There’s really interesting data that says that when physicians walk the walk, our patients actually listen to us at a much higher rate. So if we know about food and we know about what it takes to go to the grocery store and shop economically for great tasting food that is not as calorie-dense, but is much more nutrient-rich, then I think we can have the ability to have a better conversation with them.
JBF: Tulane’s curriculum has been licensed to fifteen schools, and you offer continuing education modules to help practicing MDs. What are your hopes for the future of the Center?
TH: This past spring semester, we began integrating our modules fully into the overall curriculum. We’ll continue to expand that footprint over the coming years probably to at least three and maybe as many as five or six modules that will be a required part of the curriculum, so you won’t be able to get out of Tulane Medical School any longer without doing at least three hands-on modules in the kitchen. Beyond Tulane, when we get any sort of press, local or national, my phone does not stop ringing. We were part of a nice article in the Wall Street Journal, and that’s when other medical schools started calling and emailing and asking to come see what we’re doing. I think that it’s very possible by the time October rolls around this year we’ll be in pretty close to 15 percent of medical schools. I think it will become absolutely a codified part of the medical curriculum in the next five to seven years.
JBF: You’ve talked about all of the outreach that comes from the press that you get, but is there anything else that you would recommend to people who are interested in pursuing this, either for personal or professional reasons?
TH: I think that having that conversation with your own physician to raise his or her awareness of what we’re doing is always beneficial. Tell him or her that you can come and do CME (continuing medical education) with us. If you have any friends, family, or colleagues at medical schools across the country, we are happy to engage with those folks and help them working on this type of programming. We’ll do everything we can to show them how to do it. Our call to action is really just to call us.
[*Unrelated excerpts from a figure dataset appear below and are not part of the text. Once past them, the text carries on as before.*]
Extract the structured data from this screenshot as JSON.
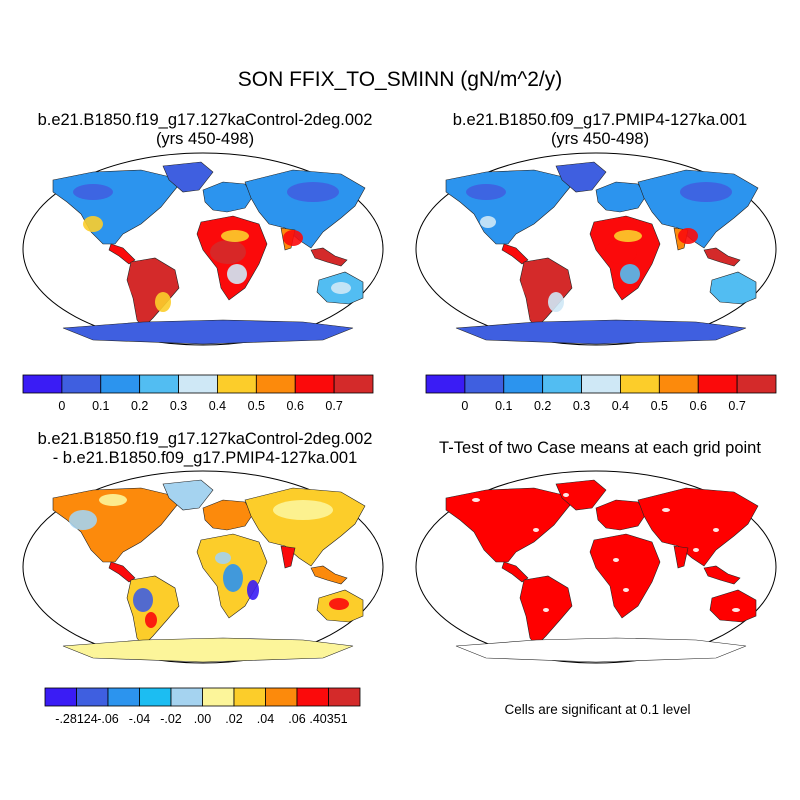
{
  "title": "SON FFIX_TO_SMINN (gN/m^2/y)",
  "panels": [
    {
      "id": "p1",
      "title_line1": "b.e21.B1850.f19_g17.127kaControl-2deg.002",
      "title_line2": "(yrs 450-498)"
    },
    {
      "id": "p2",
      "title_line1": "b.e21.B1850.f09_g17.PMIP4-127ka.001",
      "title_line2": "(yrs 450-498)"
    },
    {
      "id": "p3",
      "title_line1": "b.e21.B1850.f19_g17.127kaControl-2deg.002",
      "title_line2": "- b.e21.B1850.f09_g17.PMIP4-127ka.001"
    },
    {
      "id": "p4",
      "title_line1": "T-Test of two Case means at each grid point",
      "title_line2": ""
    }
  ],
  "colorbar_abs": {
    "colors": [
      "#3a1cf5",
      "#3f5fe0",
      "#2c94ee",
      "#52bdf2",
      "#cfe8f6",
      "#fccd2a",
      "#fc8a0c",
      "#fb0a0b",
      "#d42a2a"
    ],
    "labels": [
      "0",
      "0.1",
      "0.2",
      "0.3",
      "0.4",
      "0.5",
      "0.6",
      "0.7"
    ]
  },
  "colorbar_diff": {
    "colors": [
      "#3a1cf5",
      "#3f5fe0",
      "#2c94ee",
      "#1cbdf2",
      "#a5d3f0",
      "#fcf59a",
      "#fccd2a",
      "#fc8a0c",
      "#fb0a0b",
      "#d42a2a"
    ],
    "labels": [
      "-.28124",
      "-.06",
      "-.04",
      "-.02",
      ".00",
      ".02",
      ".04",
      ".06",
      ".40351"
    ]
  },
  "significance_note": "Cells are significant at 0.1 level",
  "significance_color": "#ff0000"
}
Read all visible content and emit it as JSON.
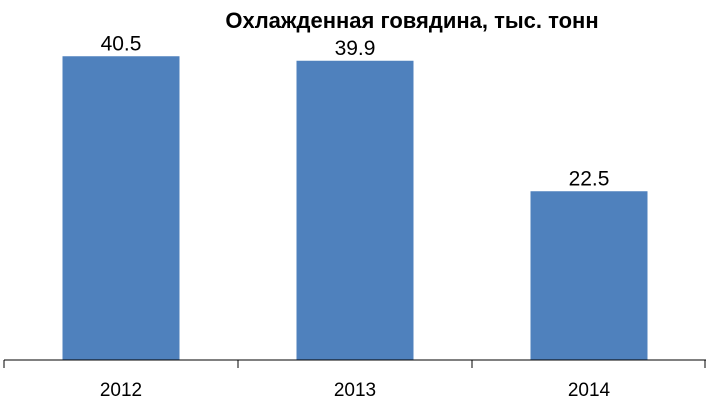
{
  "chart_data": {
    "type": "bar",
    "title": "Охлажденная говядина, тыс. тонн",
    "categories": [
      "2012",
      "2013",
      "2014"
    ],
    "values": [
      40.5,
      39.9,
      22.5
    ],
    "value_labels": [
      "40.5",
      "39.9",
      "22.5"
    ],
    "xlabel": "",
    "ylabel": "",
    "ylim": [
      0,
      42
    ],
    "grid": false,
    "legend": "none",
    "bar_color": "#4F81BD",
    "axis_color": "#000000"
  }
}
For folks personally, probably the simplest advice that I have is to stop eating in chain and fast-food restaurants. If you’re going to eat out, go eat with good, honest chefs, because you’ll be healthier. But really, I want you to go to the grocery store and cook for yourself at home. That’s probably the single best thing that you can do for your health, and it’d be even better if you walked to and from the grocery store.
JBF: Finally, are there any specific medical conditions that you think people should ask their doctors about diet-based treatments for a first line of defense?
TH: You know, I do. I think it should be everything. Monsieur Brillat-Savarin was right: tell me what you eat, and I will tell you what you are. Food affects everything. What you put in your mouth is absolutely the core of how healthy you are or are not. So it seems like a simple question, but it’s actually a really broad one, because if you’ve got irritable bowel syndrome, there’s probably something that you’re consuming or eating that is contributing to that. Or, if you’ve got a lot of gas and bloating, something as simple as chewing sugarless gum could be causing that because of sorbitol. The vast majority of Americans over the age of 45 have not a little bit, but a lot of, lactose intolerance. There’s a lot of food allergy out there. But the real challenge is asking your physician. I know that the vast majority of them will not know how to respond right now, and that’s a shame, but that’s what we’re trying to fix.